4. Likewise, the warranty expires if the other party and/or any third party engaged by it performs work to or makes changes to the goods provided.
5. If we replace any components in meeting our warranty obligation, the components replaced become our property.
6. If the other party fails to meet, or meet in time, any obligation arising from the agreement entered into between the parties, we are not obliged to provide any warranty as long as such failure continues.

1. Goods delivered remain our property until the other party has paid for all deliveries made or yet to be made and all work performed or yet to be performed under the agreement, including interest and costs. In the event of the other party’s suspension of payments, bankruptcy or liquidation or, in the event that the other party is a natural person, death, we have the right to cancel the order in whole or in part without any notification of default or court intervention being required and to demand that the unpaid portion of the delivered goods be returned. Such cancellation and return do not prejudice our right to demand compensation for loss or damage. In these events, any claim we have against the other party is immediately due and payable.
2. The other party may resell or use the goods as part of its ordinary business operations, but it may not pledge them or use them to provide security for payment of a third-party claim. Furthermore, as security for the payment of all our claims, however arisen, we acquire a non-possessory pledge resulting from the claim, on all those goods in which goods we delivered have been integrated or of which they form part. The engagement confirmation signed by the other party and the subsequent written acceptance on our part constitute private instruments within the meaning of the law.
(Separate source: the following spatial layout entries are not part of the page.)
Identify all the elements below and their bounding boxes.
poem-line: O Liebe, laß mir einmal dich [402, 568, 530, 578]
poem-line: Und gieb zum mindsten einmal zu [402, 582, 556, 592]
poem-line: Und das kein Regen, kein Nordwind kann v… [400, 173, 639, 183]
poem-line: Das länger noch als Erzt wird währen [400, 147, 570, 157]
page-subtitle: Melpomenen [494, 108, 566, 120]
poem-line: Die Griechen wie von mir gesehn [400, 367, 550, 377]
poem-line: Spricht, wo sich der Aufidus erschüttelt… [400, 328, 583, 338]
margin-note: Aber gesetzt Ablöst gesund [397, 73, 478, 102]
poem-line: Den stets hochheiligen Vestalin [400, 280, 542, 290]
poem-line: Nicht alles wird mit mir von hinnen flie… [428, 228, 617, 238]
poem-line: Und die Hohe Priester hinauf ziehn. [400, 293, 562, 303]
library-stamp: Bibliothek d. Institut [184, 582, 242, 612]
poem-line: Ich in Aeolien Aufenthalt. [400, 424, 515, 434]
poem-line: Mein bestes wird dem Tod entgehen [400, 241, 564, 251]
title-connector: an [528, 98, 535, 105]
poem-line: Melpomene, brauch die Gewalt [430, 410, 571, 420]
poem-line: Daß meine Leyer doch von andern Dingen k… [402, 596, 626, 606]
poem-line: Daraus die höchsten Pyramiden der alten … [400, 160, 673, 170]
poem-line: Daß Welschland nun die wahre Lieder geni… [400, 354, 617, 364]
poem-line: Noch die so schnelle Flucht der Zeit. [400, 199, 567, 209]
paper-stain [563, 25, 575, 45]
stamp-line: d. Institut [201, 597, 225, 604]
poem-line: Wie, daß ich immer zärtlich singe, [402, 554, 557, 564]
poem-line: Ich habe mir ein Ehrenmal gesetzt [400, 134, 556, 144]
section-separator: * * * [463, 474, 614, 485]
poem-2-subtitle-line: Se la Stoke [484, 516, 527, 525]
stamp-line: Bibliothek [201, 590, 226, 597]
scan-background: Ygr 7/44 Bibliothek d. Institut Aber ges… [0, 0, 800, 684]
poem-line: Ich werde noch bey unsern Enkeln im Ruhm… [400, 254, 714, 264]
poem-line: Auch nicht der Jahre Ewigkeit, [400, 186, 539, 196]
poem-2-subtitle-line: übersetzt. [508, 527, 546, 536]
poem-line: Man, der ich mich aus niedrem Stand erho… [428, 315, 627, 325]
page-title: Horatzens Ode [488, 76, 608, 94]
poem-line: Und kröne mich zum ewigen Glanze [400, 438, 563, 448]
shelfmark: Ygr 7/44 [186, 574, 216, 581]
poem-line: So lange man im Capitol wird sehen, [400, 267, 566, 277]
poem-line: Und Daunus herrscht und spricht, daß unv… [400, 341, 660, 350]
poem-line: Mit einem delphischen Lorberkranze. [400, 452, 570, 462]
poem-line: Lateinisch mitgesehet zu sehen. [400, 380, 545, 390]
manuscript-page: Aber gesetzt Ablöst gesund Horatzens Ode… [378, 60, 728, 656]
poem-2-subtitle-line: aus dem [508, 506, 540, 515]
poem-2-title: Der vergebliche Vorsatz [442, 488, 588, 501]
Unless agreed otherwise in writing, payment must be made in cash, without discount or set-off, upon delivery or by bank transfer to an account we designate within 30 days of the invoice date. The value date stated on our bank statements is determinative and is therefore considered the date of payment. All payments the other party makes first serve to pay any interest and collection costs we have incurred, and subsequently to pay the longest outstanding invoices. If the other party:
A. is declared bankrupt, relinquishes its assets, files a petition for suspension of payments or if all or part of its assets are seized;
B. deceases or is placed under guardianship;
C. fails to meet an obligation arising from the law or from these terms and conditions;
D. fails to pay an invoice amount or a part thereof within the period set; or
E. ceases or transfers its business or a significant part thereof, which includes the contribution of its business to an existing company or a company yet to be incorporated, or changes the objects of its business,
the mere occurrence of one of these circumstances gives us the right to either terminate the agreement or immediately demand full payment of any amount the other party may owe us with respect to the services we have provided, without any warning or notification of default being required, without prejudice to our right to compensation for costs, damage, loss and interest.

1. If payment is not made within the period referred to in the previous article, the other party is in default by operation of law. From the invoice date onwards, it owes interest at a rate of 1% per month or part thereof, charged on the amount outstanding.
2. All judicial and extrajudicial costs we incur are borne by the other party. Judicial costs include all costs of legal assistance and representation incurred during legal proceedings that exceed the liquidation rate. Extrajudicial costs amount at least to 15% of the amount owed, which includes the interest referred to above.

All our offers and agreements, as well as their performance, are exclusively governed by Dutch law.

All disputes, including those considered disputes by only one of the parties, arising from or relating to the agreement governed by these terms and conditions, or the terms and conditions themselves, as well as its interpretation and performance, both of a factual and of a legal nature, are settled by the competent civil court in whose jurisdiction our registered office is located, unless the sub-district court has jurisdiction.